喘息、水声、布料摩擦,还有她最后那声带着哭腔的呜咽。
“不行!”
他猛地摇头,把耳机盒丢到一边,像那是个烫手山芋。
“这根本就是在暗示『我知道你用我的声音自慰』!”
“变态!早川凛,你这个变态!”
耳机盒委屈地滚了两圈,停在茶几脚边。
早川凛深吸一口气,转向香薰。
“助眠香薰,”
他拿起那个淡紫色纸盒,语气努力保持客观。
“改善睡眠质量,营造放松氛围……愿您夜夜好眠。”
“夜夜好眠。”
他又重复了一遍,然后僵住了。
她……睡得好吗?
每次做完那种事之后,是带着满足入睡,还是……
等等。
如果送香薰,潜台词不就是『你昨晚动静有点大,需要安神』吗?!
砰!
香薰盒被他手忙脚乱地放回地板,动作太大导致几颗干燥薰衣草从盒缝里撒了出来。
“我在想什么啊……”
早川凛把脸埋进手掌,耳朵红得能滴血。
“这根本不是赔罪,是二次犯罪吧……”
剩下的,只有那盒蕨饼了。
透明塑料盒里,整整齐齐码着八块裹着黄豆粉的绿色糕体,朴素,平凡,随处可见。
早川凛盯着它看了足足一分钟。
“蕨饼,”
他最终宣布,语气带着一种破罐破摔的沉重。
“没有歧义,没有暗示,只是一盒点心。”
他站起身,从书桌抽屉里翻出一张米色便签纸和一支极细的黑色钢笔。
那是录音师用来标注台词本的专业工具。
坐回地板,他调整呼吸,摆出堪比书法比赛的端正姿势。
笔尖悬在纸上,迟迟未落。
“怎么写……”
「昨晚的事我很抱歉」——绝对不行。
「关于您在阳台的私人时光」——自杀式发言。
「希望这盒点心能弥补我的失礼」——失礼?失礼在哪?偷听还是同步配音?
早川凛的额头抵上茶几边缘,发出一声闷响。
十分钟后,他终于落笔。
笔迹工整得如同印刷体,每一笔都透着用力过猛的谨慎。
『区区薄礼,敬请笑纳。
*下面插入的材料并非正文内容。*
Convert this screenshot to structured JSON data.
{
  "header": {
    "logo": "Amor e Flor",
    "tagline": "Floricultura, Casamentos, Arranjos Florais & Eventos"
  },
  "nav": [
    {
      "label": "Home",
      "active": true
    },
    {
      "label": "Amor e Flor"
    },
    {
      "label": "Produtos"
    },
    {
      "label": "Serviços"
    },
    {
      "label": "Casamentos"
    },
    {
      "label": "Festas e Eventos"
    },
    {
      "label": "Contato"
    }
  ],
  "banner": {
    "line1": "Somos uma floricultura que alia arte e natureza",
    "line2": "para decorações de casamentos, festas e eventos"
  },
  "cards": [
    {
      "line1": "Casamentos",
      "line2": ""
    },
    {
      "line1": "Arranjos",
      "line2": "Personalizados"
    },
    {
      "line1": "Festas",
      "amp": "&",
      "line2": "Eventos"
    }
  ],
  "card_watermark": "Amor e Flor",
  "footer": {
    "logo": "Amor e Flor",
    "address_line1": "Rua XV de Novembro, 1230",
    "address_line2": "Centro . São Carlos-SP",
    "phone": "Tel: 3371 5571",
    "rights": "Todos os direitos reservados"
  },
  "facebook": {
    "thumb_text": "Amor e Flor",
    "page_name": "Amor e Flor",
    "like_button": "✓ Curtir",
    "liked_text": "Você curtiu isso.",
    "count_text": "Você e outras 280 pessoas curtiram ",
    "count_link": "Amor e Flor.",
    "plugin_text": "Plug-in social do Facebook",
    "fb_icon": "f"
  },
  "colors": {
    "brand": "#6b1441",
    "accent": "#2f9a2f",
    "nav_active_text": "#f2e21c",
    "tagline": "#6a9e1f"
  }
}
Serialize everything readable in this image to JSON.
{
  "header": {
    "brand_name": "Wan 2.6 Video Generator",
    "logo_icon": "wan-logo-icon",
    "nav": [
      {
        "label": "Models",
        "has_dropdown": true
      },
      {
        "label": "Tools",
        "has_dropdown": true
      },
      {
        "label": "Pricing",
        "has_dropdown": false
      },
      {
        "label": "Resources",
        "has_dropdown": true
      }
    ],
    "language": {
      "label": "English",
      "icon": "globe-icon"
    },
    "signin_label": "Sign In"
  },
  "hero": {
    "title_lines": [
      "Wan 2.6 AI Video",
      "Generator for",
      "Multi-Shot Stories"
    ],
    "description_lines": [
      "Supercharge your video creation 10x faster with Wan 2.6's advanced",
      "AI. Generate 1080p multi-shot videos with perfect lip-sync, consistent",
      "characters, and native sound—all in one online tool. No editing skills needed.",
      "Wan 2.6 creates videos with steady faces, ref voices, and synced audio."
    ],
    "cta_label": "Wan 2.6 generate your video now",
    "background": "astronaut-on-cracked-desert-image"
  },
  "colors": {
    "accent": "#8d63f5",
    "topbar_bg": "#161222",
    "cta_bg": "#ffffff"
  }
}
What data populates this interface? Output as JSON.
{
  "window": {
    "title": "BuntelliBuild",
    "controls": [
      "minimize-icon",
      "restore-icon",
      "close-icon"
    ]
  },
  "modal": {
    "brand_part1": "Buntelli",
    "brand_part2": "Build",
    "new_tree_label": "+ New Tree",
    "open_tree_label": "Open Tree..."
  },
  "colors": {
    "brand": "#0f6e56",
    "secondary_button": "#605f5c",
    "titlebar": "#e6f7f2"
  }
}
』
『早川凛』
写完了。
他拿起便签,对着灯光检查了三遍,确认没有任何笔画颤抖或墨水晕染。
然后用双面胶,以测量过般的精准度贴在蕨饼盒正中央。
“好了。”
他对自己说,声音虚浮。
“只是邻居之间正常的友好表示。庆祝关系变得更亲近……对,就这样。”
半小时后。
早川凛站在凌春家门外,手里捧着那盒承载了过多心理活动的蕨饼。
门口的路灯是暖黄色的,照在他身上,投下一个紧张到僵直的影子。
他先深吸一口气,再慢慢吐出。
这是他录音前调整气息的习惯动作。
然后,他伸出食指,以近乎慢动作的速度,按向门铃。
叮——
清脆的铃声在门内响起。
那一瞬间,早川凛的求生本能全面爆发。
他迅速弯腰,将蕨饼盒端端正正放在门口地垫中央,确保便签朝上。
接着像训练有素的特工般闪身后撤,两步跨到转角处,背贴墙壁,屏住呼吸。
心脏在胸腔里撞得生疼。
门内传来脚步声,由远及近。
咔哒。
门开了。
凌春穿着浅灰色的居家服,头发松松挽起,几缕碎发落在颈边。